House Republicans today walked out of the chamber en masse to protest the Democratic leaders’ refusal to revisit an update of the nation’s domestic wiretapping rules before the current law expires at midnight tomorrow.
Minority Leader John A. Boehner of Ohio led the walkout, saying Democrats were playing political games by calling a vote on contempt charges against White House chief of staff Josh Bolten and former White House counsel Harriet Miers in the 2006 firing of U.S. attorneys.
Republicans say that the wiretapping law should be addressed first and is paramount to national security must be not be allowed to expire.
But House Democrats say they are willing to let the surveillance law lapse Saturday without replacement legislation rather than rush through a bill at the last minute.

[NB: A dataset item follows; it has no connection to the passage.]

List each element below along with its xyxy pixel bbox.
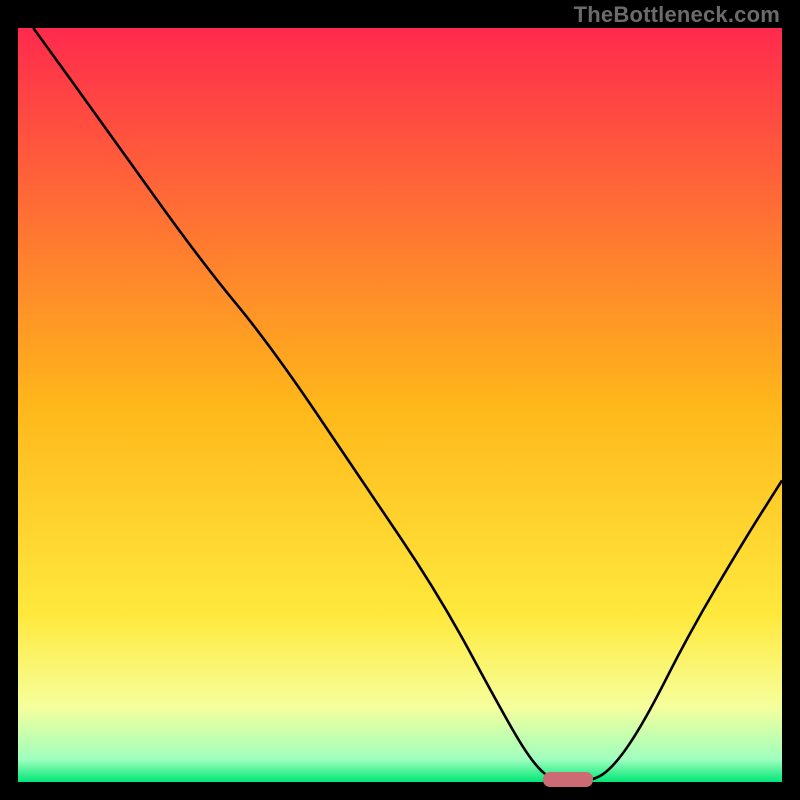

The House yesterday rejected a Democratic proposal for a temporary 21-day extension to the nation’s domestic wiretapping laws, setting up a showdown with President Bush, who is insisting on a permanent fix before the current extension expires in two days.
The biggest dispute is a Republican demand to give telecommunications companies legal immunity for their participation in a domestic spying program the president began shortly after the September 11 terrorist attacks. The secret program circumvented a court that oversees such activities.
President Bush supports a Senate bill passed Tuesday that includes the immunity provision, saying it’s necessary because phone companies should not be penalized for helping defend the nation against terrorism. The House passed its own version late last year that doesn’t include the immunity provision.
In todays vote, the House voted 223-32 to hold Mr. Bolten and Ms. Miers in contempt, setting up a possible legal showdown with the Bush administration.
The White House says the roles of Mr. Bolten and Ms. Miers in the attorney firings are protected under executive privilege. Democrats disagree, sayings the president is constitutionally bound to allow the two to testify as party of a Congressional inquiry.
The White House said the Justice Department will not ask the U.S. Attorney to pursue the House contempt charge.
White House counsel Fred Fielding has agreed to make officials and documents available behind closed doors and off the record, but the House Judiciary Committee rejected the offer as inadequate.
The original 1978 FISA law requires the government to obtain a warrant from a special court to conduct foreign intelligence surveillance in the U.S. But changes in telecommunications technology have forced the government to sometimes obtain warrants to spy abroad, because foreign phone calls and other electronic communications now often travel through U.S. networks.
Congress in August passed a six-month FISA extension after Democrats and Republicans failed to reach a compromise on the immunity provision. The extension was to expire Feb. 1, but Congress last month agreed to another 15-day extension.